Kropki kwantowe stosowane do tej pory w technologii wyświetlaczy określa się jako „fotoluminescencyjne”. Pochłaniają one światło, a następnie je emitują. W przypadku telewizorów LED LCD zwykle oznacza, iż diody LED emitują niebieskie światło, widoczne na ekranie telewizora, ale zarazem używane do wywołania czerwonych i zielonych kropek kwantowych (1), które emitują własne kolorowe światło. To, co widać na ekranie, to niebieskie światło z diod LED oraz czerwone i zielone światło z kropek kwantowych, które łączą się, współtworząc obraz. Istnieje wiele sposobów na wdrożenie tego procesu, ale zasada jest mniej więcej taka.
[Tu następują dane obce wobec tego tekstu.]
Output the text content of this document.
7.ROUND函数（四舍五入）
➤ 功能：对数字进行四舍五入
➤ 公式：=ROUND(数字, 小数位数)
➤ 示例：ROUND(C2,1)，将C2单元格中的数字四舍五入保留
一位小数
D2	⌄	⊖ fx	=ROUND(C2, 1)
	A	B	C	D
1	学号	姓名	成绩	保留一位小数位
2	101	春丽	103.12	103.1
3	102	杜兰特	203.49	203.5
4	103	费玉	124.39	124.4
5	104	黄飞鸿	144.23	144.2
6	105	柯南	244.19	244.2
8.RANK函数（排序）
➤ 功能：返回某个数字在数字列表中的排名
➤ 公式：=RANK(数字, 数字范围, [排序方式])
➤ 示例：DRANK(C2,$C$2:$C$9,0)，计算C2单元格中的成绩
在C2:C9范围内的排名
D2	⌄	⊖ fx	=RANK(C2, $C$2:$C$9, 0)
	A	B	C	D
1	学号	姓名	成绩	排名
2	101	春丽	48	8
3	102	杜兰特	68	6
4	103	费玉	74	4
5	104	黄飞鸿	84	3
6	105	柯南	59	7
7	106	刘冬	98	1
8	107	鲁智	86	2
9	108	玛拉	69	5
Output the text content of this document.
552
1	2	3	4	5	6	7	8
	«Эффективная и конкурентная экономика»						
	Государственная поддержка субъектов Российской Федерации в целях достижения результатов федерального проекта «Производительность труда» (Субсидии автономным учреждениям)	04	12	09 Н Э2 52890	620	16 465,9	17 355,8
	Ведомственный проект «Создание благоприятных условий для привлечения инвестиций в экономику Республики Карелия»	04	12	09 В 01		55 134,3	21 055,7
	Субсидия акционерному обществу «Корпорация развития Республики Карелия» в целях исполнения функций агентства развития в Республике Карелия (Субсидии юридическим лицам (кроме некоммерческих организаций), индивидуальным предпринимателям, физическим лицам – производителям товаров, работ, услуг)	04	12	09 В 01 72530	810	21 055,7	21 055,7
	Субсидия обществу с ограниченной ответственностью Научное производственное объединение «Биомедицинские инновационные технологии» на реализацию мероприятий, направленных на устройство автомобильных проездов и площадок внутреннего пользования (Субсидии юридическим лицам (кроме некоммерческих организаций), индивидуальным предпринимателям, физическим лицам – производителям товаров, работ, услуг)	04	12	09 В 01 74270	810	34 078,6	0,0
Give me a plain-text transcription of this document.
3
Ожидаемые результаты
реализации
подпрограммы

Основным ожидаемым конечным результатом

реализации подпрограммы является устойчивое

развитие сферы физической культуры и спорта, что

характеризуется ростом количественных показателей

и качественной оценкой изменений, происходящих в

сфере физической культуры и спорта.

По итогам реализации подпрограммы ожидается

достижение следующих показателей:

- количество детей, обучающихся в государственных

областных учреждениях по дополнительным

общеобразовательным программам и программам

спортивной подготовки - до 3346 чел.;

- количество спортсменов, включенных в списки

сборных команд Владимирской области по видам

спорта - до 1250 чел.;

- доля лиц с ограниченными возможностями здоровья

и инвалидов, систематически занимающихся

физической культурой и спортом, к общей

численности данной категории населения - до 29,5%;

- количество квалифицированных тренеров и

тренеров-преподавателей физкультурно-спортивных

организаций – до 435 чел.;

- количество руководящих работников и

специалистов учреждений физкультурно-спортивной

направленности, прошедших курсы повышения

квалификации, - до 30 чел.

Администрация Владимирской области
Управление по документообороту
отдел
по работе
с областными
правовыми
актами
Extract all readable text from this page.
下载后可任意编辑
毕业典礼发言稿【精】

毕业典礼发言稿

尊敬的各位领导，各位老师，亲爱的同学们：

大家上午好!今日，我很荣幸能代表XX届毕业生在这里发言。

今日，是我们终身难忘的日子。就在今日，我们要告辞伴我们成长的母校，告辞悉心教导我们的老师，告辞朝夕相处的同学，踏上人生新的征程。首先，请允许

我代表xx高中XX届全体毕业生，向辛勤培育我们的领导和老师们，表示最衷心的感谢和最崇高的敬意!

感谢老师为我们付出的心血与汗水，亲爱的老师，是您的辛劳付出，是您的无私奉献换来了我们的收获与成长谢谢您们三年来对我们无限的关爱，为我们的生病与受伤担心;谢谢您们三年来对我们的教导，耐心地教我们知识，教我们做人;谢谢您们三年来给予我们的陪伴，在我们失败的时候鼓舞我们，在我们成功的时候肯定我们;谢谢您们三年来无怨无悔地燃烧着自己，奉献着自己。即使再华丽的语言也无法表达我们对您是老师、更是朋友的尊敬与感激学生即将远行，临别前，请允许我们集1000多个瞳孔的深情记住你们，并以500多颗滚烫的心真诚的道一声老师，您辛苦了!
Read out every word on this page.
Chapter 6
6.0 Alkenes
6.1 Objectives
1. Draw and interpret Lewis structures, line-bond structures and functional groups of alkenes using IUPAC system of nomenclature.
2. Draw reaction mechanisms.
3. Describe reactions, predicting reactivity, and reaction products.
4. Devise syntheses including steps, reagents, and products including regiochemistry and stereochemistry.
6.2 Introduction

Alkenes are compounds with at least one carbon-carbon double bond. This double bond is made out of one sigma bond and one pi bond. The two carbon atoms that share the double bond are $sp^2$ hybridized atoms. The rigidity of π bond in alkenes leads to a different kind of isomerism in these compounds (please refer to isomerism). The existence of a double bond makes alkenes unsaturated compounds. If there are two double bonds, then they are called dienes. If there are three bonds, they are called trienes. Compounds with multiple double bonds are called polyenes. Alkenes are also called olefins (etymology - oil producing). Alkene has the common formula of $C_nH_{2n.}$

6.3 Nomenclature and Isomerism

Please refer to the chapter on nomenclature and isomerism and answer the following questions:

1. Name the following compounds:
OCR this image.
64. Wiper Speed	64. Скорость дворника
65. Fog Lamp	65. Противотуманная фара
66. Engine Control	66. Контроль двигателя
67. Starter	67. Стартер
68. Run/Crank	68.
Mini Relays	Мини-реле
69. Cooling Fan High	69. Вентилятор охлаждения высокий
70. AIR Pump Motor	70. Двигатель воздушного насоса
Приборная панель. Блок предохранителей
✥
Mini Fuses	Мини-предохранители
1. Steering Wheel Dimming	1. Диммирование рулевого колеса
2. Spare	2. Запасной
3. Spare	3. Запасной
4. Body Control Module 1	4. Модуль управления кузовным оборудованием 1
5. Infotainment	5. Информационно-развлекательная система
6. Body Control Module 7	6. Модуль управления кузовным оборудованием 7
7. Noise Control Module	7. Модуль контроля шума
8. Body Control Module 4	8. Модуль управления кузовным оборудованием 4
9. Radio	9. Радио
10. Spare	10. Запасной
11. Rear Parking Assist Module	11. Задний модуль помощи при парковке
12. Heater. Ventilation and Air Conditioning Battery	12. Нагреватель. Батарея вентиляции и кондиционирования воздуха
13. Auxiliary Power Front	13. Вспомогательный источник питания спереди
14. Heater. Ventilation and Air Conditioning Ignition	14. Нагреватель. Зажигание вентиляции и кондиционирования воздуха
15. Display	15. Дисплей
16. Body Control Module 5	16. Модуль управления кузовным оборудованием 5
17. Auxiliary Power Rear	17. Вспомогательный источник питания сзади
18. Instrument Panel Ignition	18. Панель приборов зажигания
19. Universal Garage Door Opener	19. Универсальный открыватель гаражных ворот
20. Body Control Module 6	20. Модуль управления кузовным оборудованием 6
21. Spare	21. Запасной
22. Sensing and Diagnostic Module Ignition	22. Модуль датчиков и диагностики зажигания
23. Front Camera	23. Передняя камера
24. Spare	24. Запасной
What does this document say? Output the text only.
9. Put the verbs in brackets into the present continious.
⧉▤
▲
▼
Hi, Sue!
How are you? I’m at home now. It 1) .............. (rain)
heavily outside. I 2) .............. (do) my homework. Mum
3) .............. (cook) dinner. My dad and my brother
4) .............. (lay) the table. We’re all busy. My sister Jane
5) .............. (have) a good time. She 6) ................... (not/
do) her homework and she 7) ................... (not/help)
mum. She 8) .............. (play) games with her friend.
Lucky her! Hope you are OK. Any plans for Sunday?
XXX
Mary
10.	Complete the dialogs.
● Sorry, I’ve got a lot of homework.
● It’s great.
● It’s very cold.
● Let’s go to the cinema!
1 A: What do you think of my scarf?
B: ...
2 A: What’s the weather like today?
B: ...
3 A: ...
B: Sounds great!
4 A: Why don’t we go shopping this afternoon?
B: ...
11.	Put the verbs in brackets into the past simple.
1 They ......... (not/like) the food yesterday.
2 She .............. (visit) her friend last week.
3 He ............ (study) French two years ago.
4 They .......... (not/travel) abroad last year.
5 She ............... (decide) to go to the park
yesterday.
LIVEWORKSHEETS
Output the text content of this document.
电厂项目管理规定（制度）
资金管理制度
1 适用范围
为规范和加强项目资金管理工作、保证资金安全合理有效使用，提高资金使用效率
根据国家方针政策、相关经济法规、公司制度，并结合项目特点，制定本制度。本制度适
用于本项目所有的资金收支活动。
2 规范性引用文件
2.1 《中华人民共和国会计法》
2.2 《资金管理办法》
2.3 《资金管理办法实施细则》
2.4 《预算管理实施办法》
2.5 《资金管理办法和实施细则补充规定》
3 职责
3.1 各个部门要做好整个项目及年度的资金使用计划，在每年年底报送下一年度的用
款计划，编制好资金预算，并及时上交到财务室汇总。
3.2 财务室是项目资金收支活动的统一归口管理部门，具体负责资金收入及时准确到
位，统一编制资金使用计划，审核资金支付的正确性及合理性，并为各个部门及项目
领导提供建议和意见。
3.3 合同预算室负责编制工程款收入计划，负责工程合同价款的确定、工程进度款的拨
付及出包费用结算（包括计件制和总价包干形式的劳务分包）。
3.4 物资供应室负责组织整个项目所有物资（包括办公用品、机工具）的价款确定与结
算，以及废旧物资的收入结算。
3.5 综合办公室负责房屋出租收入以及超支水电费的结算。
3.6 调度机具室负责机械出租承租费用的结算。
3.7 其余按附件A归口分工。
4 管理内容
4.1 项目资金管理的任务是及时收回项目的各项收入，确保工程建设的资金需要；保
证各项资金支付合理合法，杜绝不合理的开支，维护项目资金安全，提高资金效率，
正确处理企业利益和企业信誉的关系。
Trzeba będzie jeszcze trochę zaczekać
Rozwiązanie opisywane przez dziennikarzy, którzy mieli dostęp do nowej techniki elektroluminescencyjnych kropek kwantowych Nanosys, nie stosuje tradycyjnie rozumianych diod LED lub OLED. Zamiast wykorzystywać światło do wzbudzania kropek kwantowych do emitowania światła, wykorzystuje bezpośrednio energię elektryczną. A kropki są bezpośrednim i jedynym źródłem wyświetlanego obrazu.
Usunięcie typowych dla ekranów warstw ma prowadzić do budowy cieńszych, bardziej energooszczędnych wyświetlaczy. Mają być tańsze w produkcji, czyli tańsze dla odbiorcy końcowego. Ocenia się, że poziom jakości obrazu jest nowej technice co najmniej tak dobry jak QD-OLED, jeśli nie lepszy. Ponadto ma nadawać się doskonale do małych, lekkich wyświetlaczy o wysokiej jasności w zestawach VR nowej generacji, wydajnych ekranów telefonów, nie mówiąc już o udoskonalonych telewizorach z płaskim ekranem.
Nanosys nazywa tę technikę elektroluminescencyjnych kropkami kwantowymi - „nanoLED”, co wydaje się nieco mylące, gdyż nie o rozwiązania LED-owe chodzi. Warto jednak nie zapominać, że to dopiero prototyp. Nawet Nanosys przyznaje, że wyświetlacze z bezpośrednim widokiem kropek kwantowych dzieli jeszcze co najmniej kilka lat od ewentualnej masowej produkcji.